Après avoir été victime de coups et blessures dans le squat dans lequel il avait trouvé refuge, il décide de saisir en référé le juge administratif afin qu’il enjoigne au département d’assurer sa prise en charge et son hébergement. Le tribunal administratif rejette sa demande. Le jeune requérant saisit alors le Conseil d’Etat en appel.
Dans sa décision du 12 mars 2014, le Conseil d’Etat enjoint au conseil général d’assurer son hébergement dans un délai de 24 heures sous astreinte et le condamne au versement de la somme de 1 500 euros au titre des dépens et des frais liés à la procédure.

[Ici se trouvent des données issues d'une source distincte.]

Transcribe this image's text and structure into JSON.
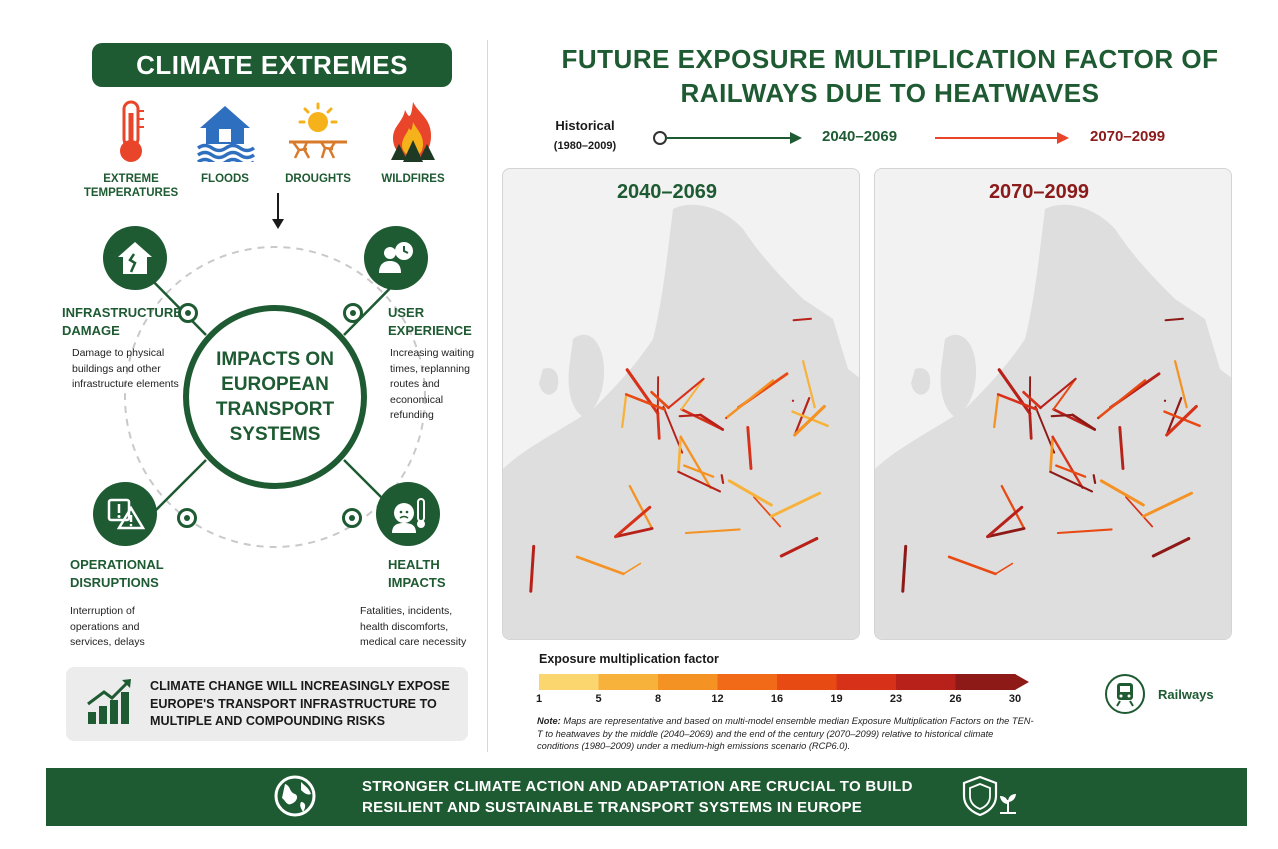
{
  "left": {
    "title": "CLIMATE EXTREMES",
    "hazards": [
      {
        "label": "EXTREME TEMPERATURES",
        "icon": "thermometer-icon"
      },
      {
        "label": "FLOODS",
        "icon": "flood-house-icon"
      },
      {
        "label": "DROUGHTS",
        "icon": "sun-drought-icon"
      },
      {
        "label": "WILDFIRES",
        "icon": "wildfire-icon"
      }
    ],
    "center_text": "IMPACTS ON EUROPEAN TRANSPORT SYSTEMS",
    "impacts": [
      {
        "title": "INFRASTRUCTURE DAMAGE",
        "desc": "Damage to physical buildings and other infrastructure elements",
        "icon": "damaged-house-icon"
      },
      {
        "title": "USER EXPERIENCE",
        "desc": "Increasing waiting times, replanning routes and economical refunding",
        "icon": "user-clock-icon"
      },
      {
        "title": "OPERATIONAL DISRUPTIONS",
        "desc": "Interruption of operations and services, delays",
        "icon": "warning-icon"
      },
      {
        "title": "HEALTH IMPACTS",
        "desc": "Fatalities, incidents, health discomforts, medical care necessity",
        "icon": "sick-person-icon"
      }
    ],
    "bottom_message": "CLIMATE CHANGE WILL INCREASINGLY EXPOSE EUROPE'S TRANSPORT INFRASTRUCTURE TO MULTIPLE AND COMPOUNDING RISKS"
  },
  "right": {
    "title": "FUTURE EXPOSURE MULTIPLICATION FACTOR OF RAILWAYS DUE TO HEATWAVES",
    "timeline": {
      "historical": "Historical",
      "historical_years": "(1980–2009)",
      "mid": "2040–2069",
      "end": "2070–2099"
    },
    "maps": [
      {
        "title": "2040–2069",
        "color": "#1e5a32"
      },
      {
        "title": "2070–2099",
        "color": "#8b1a1a"
      }
    ],
    "legend": {
      "title": "Exposure multiplication factor",
      "ticks": [
        "1",
        "5",
        "8",
        "12",
        "16",
        "19",
        "23",
        "26",
        "30"
      ],
      "colors": [
        "#fbd66e",
        "#f7b23c",
        "#f49224",
        "#f06a18",
        "#e84a14",
        "#d7311a",
        "#b8211a",
        "#8e1a18"
      ]
    },
    "railways_label": "Railways",
    "note_label": "Note:",
    "note": " Maps are representative and based on multi-model ensemble median Exposure Multiplication Factors on the TEN-T to heatwaves by the middle (2040–2069) and the end of the century (2070–2099) relative to historical climate conditions (1980–2009) under a medium-high emissions scenario (RCP6.0)."
  },
  "footer": {
    "text": "STRONGER CLIMATE ACTION AND ADAPTATION ARE CRUCIAL TO BUILD RESILIENT AND SUSTAINABLE TRANSPORT SYSTEMS IN EUROPE"
  },
  "colors": {
    "primary_green": "#1e5a32",
    "dark_red": "#8b1a1a",
    "bright_red": "#e8452a"
  }
}
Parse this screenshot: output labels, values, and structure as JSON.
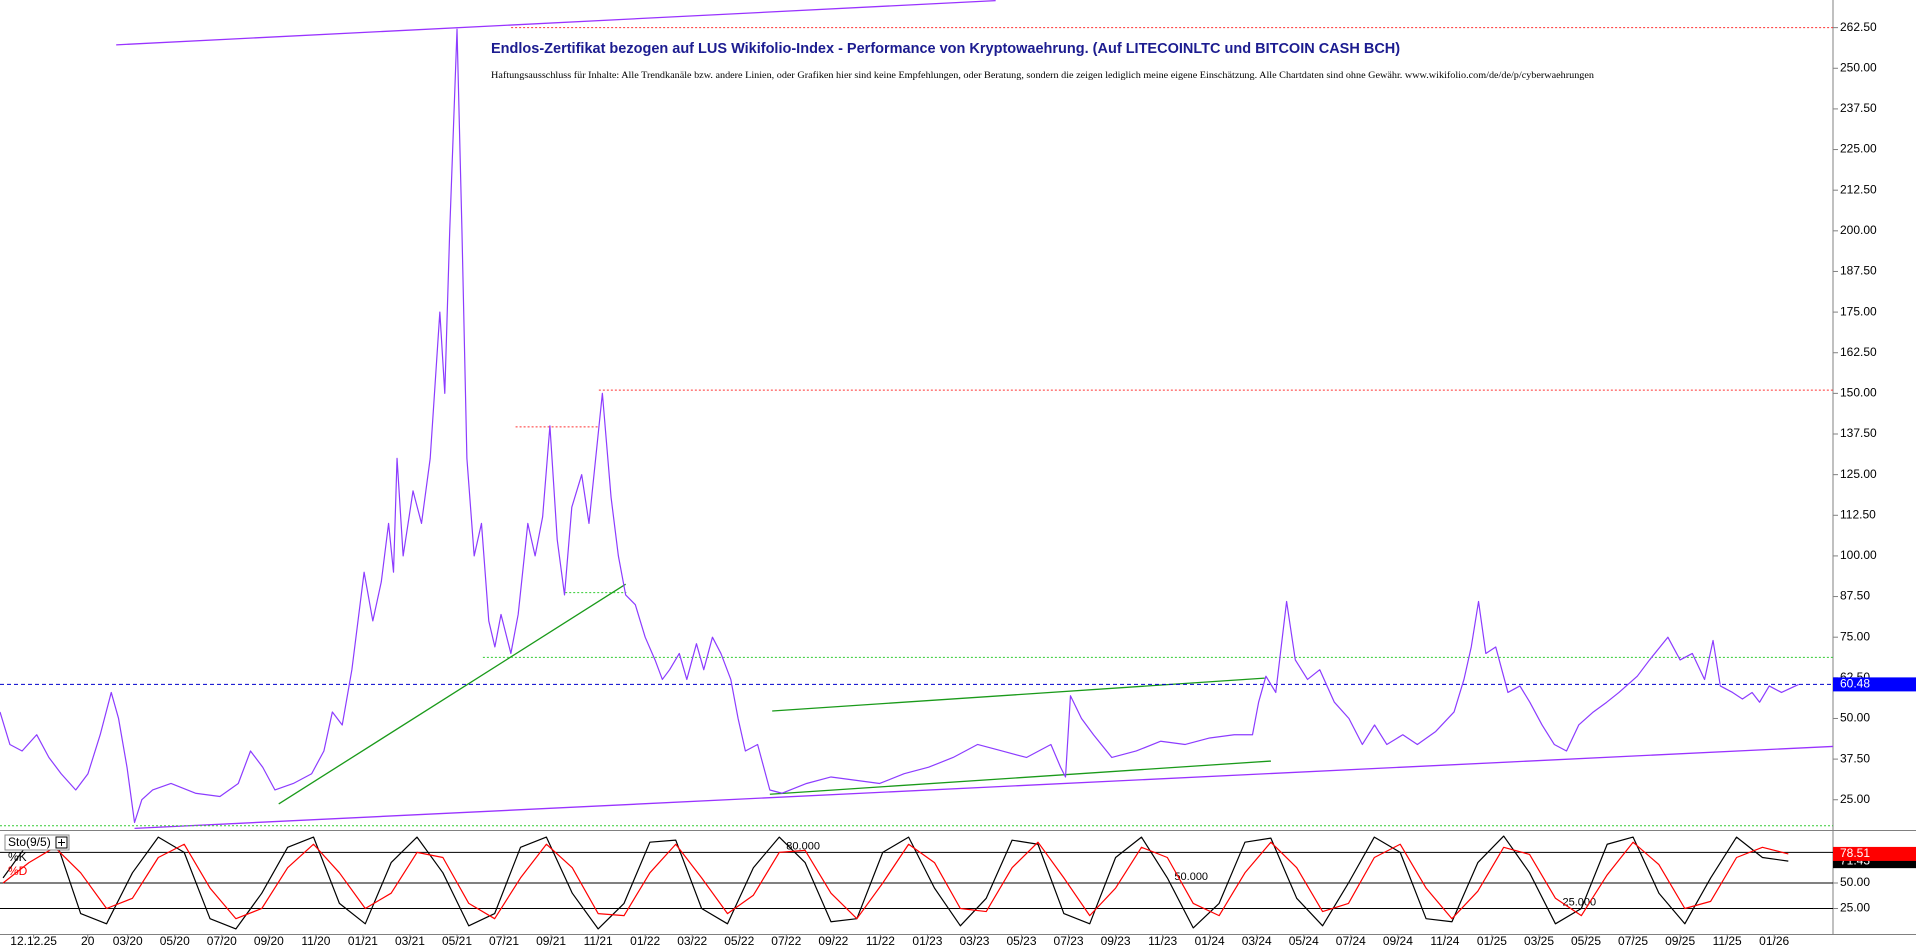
{
  "chart_data": [
    {
      "type": "line",
      "title": "Endlos-Zertifikat bezogen auf LUS Wikifolio-Index - Performance von Kryptowaehrung. (Auf LITECOINLTC und BITCOIN CASH BCH)",
      "subtitle": "Haftungsausschluss für Inhalte: Alle Trendkanäle bzw. andere Linien, oder Grafiken hier sind keine Empfehlungen, oder Beratung, sondern die zeigen lediglich meine eigene Einschätzung. Alle Chartdaten sind ohne Gewähr.  www.wikifolio.com/de/de/p/cyberwaehrungen",
      "color": "#8c3cff",
      "last_value_color": "#0000ff",
      "x": [
        -3.43,
        -3.01,
        -2.49,
        -1.87,
        -1.35,
        -0.83,
        -0.21,
        0.31,
        0.83,
        1.3,
        1.61,
        1.97,
        2.29,
        2.6,
        3.06,
        3.84,
        4.88,
        5.92,
        6.7,
        7.22,
        7.74,
        8.26,
        9.04,
        9.82,
        10.34,
        10.7,
        11.12,
        11.53,
        12.05,
        12.42,
        12.78,
        13.09,
        13.3,
        13.45,
        13.71,
        14.13,
        14.49,
        14.86,
        15.27,
        15.48,
        15.69,
        16.0,
        16.21,
        16.42,
        16.73,
        17.04,
        17.35,
        17.61,
        17.87,
        18.29,
        18.6,
        19.01,
        19.32,
        19.64,
        19.95,
        20.26,
        20.57,
        20.88,
        21.3,
        21.61,
        22.18,
        22.55,
        22.86,
        23.17,
        23.58,
        24.0,
        24.42,
        24.73,
        25.04,
        25.45,
        25.77,
        26.18,
        26.49,
        26.86,
        27.22,
        27.64,
        27.95,
        28.26,
        28.78,
        29.3,
        29.82,
        30.86,
        31.9,
        32.94,
        33.97,
        35.01,
        36.05,
        37.09,
        38.13,
        39.17,
        40.21,
        41.25,
        41.66,
        41.87,
        42.08,
        42.55,
        43.06,
        43.84,
        44.88,
        45.92,
        46.96,
        48.0,
        49.04,
        49.82,
        50.08,
        50.39,
        50.81,
        51.27,
        51.64,
        52.16,
        52.68,
        53.3,
        53.92,
        54.49,
        55.01,
        55.53,
        56.21,
        56.83,
        57.61,
        58.39,
        58.81,
        59.12,
        59.43,
        59.74,
        60.16,
        60.68,
        61.19,
        61.61,
        62.13,
        62.65,
        63.17,
        63.69,
        64.31,
        64.88,
        65.4,
        66.18,
        66.7,
        67.48,
        68.0,
        68.52,
        69.04,
        69.4,
        69.71,
        70.23,
        70.65,
        71.06,
        71.38,
        71.79,
        72.31,
        73.04
      ],
      "values": [
        52,
        42,
        40,
        45,
        38,
        33,
        28,
        33,
        45,
        58,
        50,
        35,
        18,
        25,
        28,
        30,
        27,
        26,
        30,
        40,
        35,
        28,
        30,
        33,
        40,
        52,
        48,
        65,
        95,
        80,
        92,
        110,
        95,
        130,
        100,
        120,
        110,
        130,
        175,
        150,
        200,
        262,
        200,
        130,
        100,
        110,
        80,
        72,
        82,
        70,
        82,
        110,
        100,
        112,
        140,
        105,
        88,
        115,
        125,
        110,
        150,
        118,
        100,
        88,
        85,
        75,
        68,
        62,
        65,
        70,
        62,
        73,
        65,
        75,
        70,
        62,
        50,
        40,
        42,
        28,
        27,
        30,
        32,
        31,
        30,
        33,
        35,
        38,
        42,
        40,
        38,
        42,
        35,
        32,
        57,
        50,
        45,
        38,
        40,
        43,
        42,
        44,
        45,
        45,
        55,
        63,
        58,
        86,
        68,
        62,
        65,
        55,
        50,
        42,
        48,
        42,
        45,
        42,
        46,
        52,
        62,
        72,
        86,
        70,
        72,
        58,
        60,
        55,
        48,
        42,
        40,
        48,
        52,
        55,
        58,
        63,
        68,
        75,
        68,
        70,
        62,
        74,
        60,
        58,
        56,
        58,
        55,
        60,
        58,
        60.48
      ],
      "xlim": [
        -3.43,
        74.5
      ],
      "ylim": [
        16,
        271
      ],
      "yticks": [
        {
          "value": 25,
          "label": "25.00"
        },
        {
          "value": 37.5,
          "label": "37.50"
        },
        {
          "value": 50,
          "label": "50.00"
        },
        {
          "value": 62.5,
          "label": "62.50"
        },
        {
          "value": 75,
          "label": "75.00"
        },
        {
          "value": 87.5,
          "label": "87.50"
        },
        {
          "value": 100,
          "label": "100.00"
        },
        {
          "value": 112.5,
          "label": "112.50"
        },
        {
          "value": 125,
          "label": "125.00"
        },
        {
          "value": 137.5,
          "label": "137.50"
        },
        {
          "value": 150,
          "label": "150.00"
        },
        {
          "value": 162.5,
          "label": "162.50"
        },
        {
          "value": 175,
          "label": "175.00"
        },
        {
          "value": 187.5,
          "label": "187.50"
        },
        {
          "value": 200,
          "label": "200.00"
        },
        {
          "value": 212.5,
          "label": "212.50"
        },
        {
          "value": 225,
          "label": "225.00"
        },
        {
          "value": 237.5,
          "label": "237.50"
        },
        {
          "value": 250,
          "label": "250.00"
        },
        {
          "value": 262.5,
          "label": "262.50"
        }
      ],
      "xticks": [
        {
          "value": -2,
          "label": "12.12.25"
        },
        {
          "value": 0.3,
          "label": "20"
        },
        {
          "value": 2,
          "label": "03/20"
        },
        {
          "value": 4,
          "label": "05/20"
        },
        {
          "value": 6,
          "label": "07/20"
        },
        {
          "value": 8,
          "label": "09/20"
        },
        {
          "value": 10,
          "label": "11/20"
        },
        {
          "value": 12,
          "label": "01/21"
        },
        {
          "value": 14,
          "label": "03/21"
        },
        {
          "value": 16,
          "label": "05/21"
        },
        {
          "value": 18,
          "label": "07/21"
        },
        {
          "value": 20,
          "label": "09/21"
        },
        {
          "value": 22,
          "label": "11/21"
        },
        {
          "value": 24,
          "label": "01/22"
        },
        {
          "value": 26,
          "label": "03/22"
        },
        {
          "value": 28,
          "label": "05/22"
        },
        {
          "value": 30,
          "label": "07/22"
        },
        {
          "value": 32,
          "label": "09/22"
        },
        {
          "value": 34,
          "label": "11/22"
        },
        {
          "value": 36,
          "label": "01/23"
        },
        {
          "value": 38,
          "label": "03/23"
        },
        {
          "value": 40,
          "label": "05/23"
        },
        {
          "value": 42,
          "label": "07/23"
        },
        {
          "value": 44,
          "label": "09/23"
        },
        {
          "value": 46,
          "label": "11/23"
        },
        {
          "value": 48,
          "label": "01/24"
        },
        {
          "value": 50,
          "label": "03/24"
        },
        {
          "value": 52,
          "label": "05/24"
        },
        {
          "value": 54,
          "label": "07/24"
        },
        {
          "value": 56,
          "label": "09/24"
        },
        {
          "value": 58,
          "label": "11/24"
        },
        {
          "value": 60,
          "label": "01/25"
        },
        {
          "value": 62,
          "label": "03/25"
        },
        {
          "value": 64,
          "label": "05/25"
        },
        {
          "value": 66,
          "label": "07/25"
        },
        {
          "value": 68,
          "label": "09/25"
        },
        {
          "value": 70,
          "label": "11/25"
        },
        {
          "value": 72,
          "label": "01/26"
        }
      ],
      "lines": [
        {
          "color": "#9933ff",
          "style": "solid",
          "x": [
            2.29,
            74.5
          ],
          "y": [
            16.2,
            41.4
          ]
        },
        {
          "color": "#9933ff",
          "style": "solid",
          "x": [
            1.51,
            38.9
          ],
          "y": [
            257.2,
            270.8
          ]
        },
        {
          "color": "#1a9a1a",
          "style": "solid",
          "x": [
            8.42,
            23.17
          ],
          "y": [
            23.7,
            91.3
          ]
        },
        {
          "color": "#1a9a1a",
          "style": "solid",
          "x": [
            29.4,
            50.34
          ],
          "y": [
            52.3,
            62.4
          ]
        },
        {
          "color": "#1a9a1a",
          "style": "solid",
          "x": [
            29.3,
            50.6
          ],
          "y": [
            26.7,
            36.9
          ]
        },
        {
          "color": "#ff3333",
          "style": "dotted",
          "x": [
            18.49,
            22.03
          ],
          "y": [
            139.7,
            139.7
          ]
        },
        {
          "color": "#ff3333",
          "style": "dotted",
          "x": [
            22.03,
            74.5
          ],
          "y": [
            151,
            151
          ]
        },
        {
          "color": "#ff3333",
          "style": "dotted",
          "x": [
            18.3,
            74.5
          ],
          "y": [
            262.5,
            262.5
          ]
        },
        {
          "color": "#33cc33",
          "style": "dotted",
          "x": [
            20.6,
            23.2
          ],
          "y": [
            88.7,
            88.7
          ]
        },
        {
          "color": "#33cc33",
          "style": "dotted",
          "x": [
            17.1,
            74.5
          ],
          "y": [
            68.8,
            68.8
          ]
        },
        {
          "color": "#33cc33",
          "style": "dotted",
          "x": [
            -3.43,
            74.5
          ],
          "y": [
            17,
            17
          ]
        },
        {
          "color": "#0000cc",
          "style": "dashed",
          "x": [
            -3.43,
            74.5
          ],
          "y": [
            60.48,
            60.48
          ]
        }
      ]
    },
    {
      "type": "line",
      "indicator": "Sto(9/5)",
      "x": [
        -3.3,
        -2.2,
        -1.1,
        0,
        1.1,
        2.2,
        3.3,
        4.4,
        5.5,
        6.6,
        7.7,
        8.8,
        9.9,
        11,
        12.1,
        13.2,
        14.3,
        15.4,
        16.5,
        17.6,
        18.7,
        19.8,
        20.9,
        22,
        23.1,
        24.2,
        25.3,
        26.4,
        27.5,
        28.6,
        29.7,
        30.8,
        31.9,
        33,
        34.1,
        35.2,
        36.3,
        37.4,
        38.5,
        39.6,
        40.7,
        41.8,
        42.9,
        44,
        45.1,
        46.2,
        47.3,
        48.4,
        49.5,
        50.6,
        51.7,
        52.8,
        53.9,
        55,
        56.1,
        57.2,
        58.3,
        59.4,
        60.5,
        61.6,
        62.7,
        63.8,
        64.9,
        66,
        67.1,
        68.2,
        69.3,
        70.4,
        71.5,
        72.6
      ],
      "series": [
        {
          "name": "%K",
          "color": "#000000",
          "values": [
            55,
            90,
            95,
            20,
            10,
            60,
            95,
            80,
            15,
            5,
            40,
            85,
            95,
            30,
            10,
            70,
            95,
            60,
            8,
            20,
            85,
            95,
            40,
            5,
            30,
            90,
            92,
            25,
            10,
            65,
            95,
            70,
            12,
            15,
            80,
            95,
            45,
            8,
            35,
            92,
            88,
            20,
            10,
            75,
            95,
            55,
            6,
            30,
            90,
            94,
            35,
            8,
            50,
            95,
            80,
            15,
            12,
            70,
            96,
            60,
            10,
            25,
            88,
            95,
            40,
            10,
            55,
            95,
            75,
            71.43
          ]
        },
        {
          "name": "%D",
          "color": "#ff0000",
          "values": [
            50,
            70,
            85,
            60,
            25,
            35,
            75,
            88,
            45,
            15,
            25,
            65,
            88,
            60,
            25,
            40,
            80,
            75,
            30,
            15,
            55,
            88,
            65,
            20,
            18,
            60,
            88,
            55,
            20,
            38,
            80,
            82,
            40,
            15,
            50,
            88,
            70,
            25,
            22,
            65,
            90,
            55,
            18,
            45,
            85,
            75,
            30,
            18,
            60,
            90,
            65,
            22,
            30,
            75,
            88,
            45,
            15,
            42,
            85,
            78,
            35,
            18,
            58,
            90,
            68,
            25,
            32,
            75,
            85,
            78.51
          ]
        }
      ],
      "xlim": [
        -3.43,
        74.5
      ],
      "ylim": [
        0,
        100
      ],
      "yticks": [
        {
          "value": 25,
          "label": "25.00"
        },
        {
          "value": 50,
          "label": "50.00"
        }
      ],
      "levels": [
        {
          "value": 80,
          "label": "80.000"
        },
        {
          "value": 50,
          "label": "50.000"
        },
        {
          "value": 25,
          "label": "25.000"
        }
      ]
    }
  ]
}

Contrairement au tribunal administratif, le Conseil d’Etat reconnaît ici la possibilité pour un mineur non émancipé de saisir de lui-même le juge administratif en référé « lorsque des circonstances particulières justifient que, eu égard à son office, [le juge] ordonne une mesure urgente sur le fondement de l’article L. 521-2 du code de justice administrative », c’est-à-dire, lorsqu’une liberté fondamentale est en cause. Sur ce point, la décision du Conseil d’Etat est inédite et revient sur une jurisprudence constante selon laquelle un mineur n’a pas la capacité d’agir en justice, et par conséquent seul son représentant légal peut en principe saisir un juge pour défendre ses intérêts et ses droits. Le Conseil d’Etat introduit donc une exception dans le cadre du recours en référé-liberté sans laquelle la requête présentée par le mineur isolé aurait été irrecevable.
Par ailleurs, si le Conseil d’Etat rappelle qu’il appartient aux autorités de l’Etat d’assurer le droit à l’hébergement d’urgence à toute personne en situation de détresse, il reconnaît dans le cas des MIE l’existence d’une « obligation particulière […] qui pèse, en ce domaine, sur les autorités du département en faveur de tout mineur dont la santé, la sécurité ou la moralité sont en danger ».
Pour démontrer le respect de cette obligation de moyen, le département invoquait la contestation de la décision du juge des enfants, l’absence de places disponibles, et des crédits budgétaires insuffisants. Pour la haute juridiction, le conseil général n’a pas assuré les diligences qui lui incombaient et le refus de prendre les mesures nécessaires pour permettre au jeune requérant de bénéficier d’un hébergement d’urgence constitue dès lors une atteinte grave et manifestement illégale à une liberté fondamentale.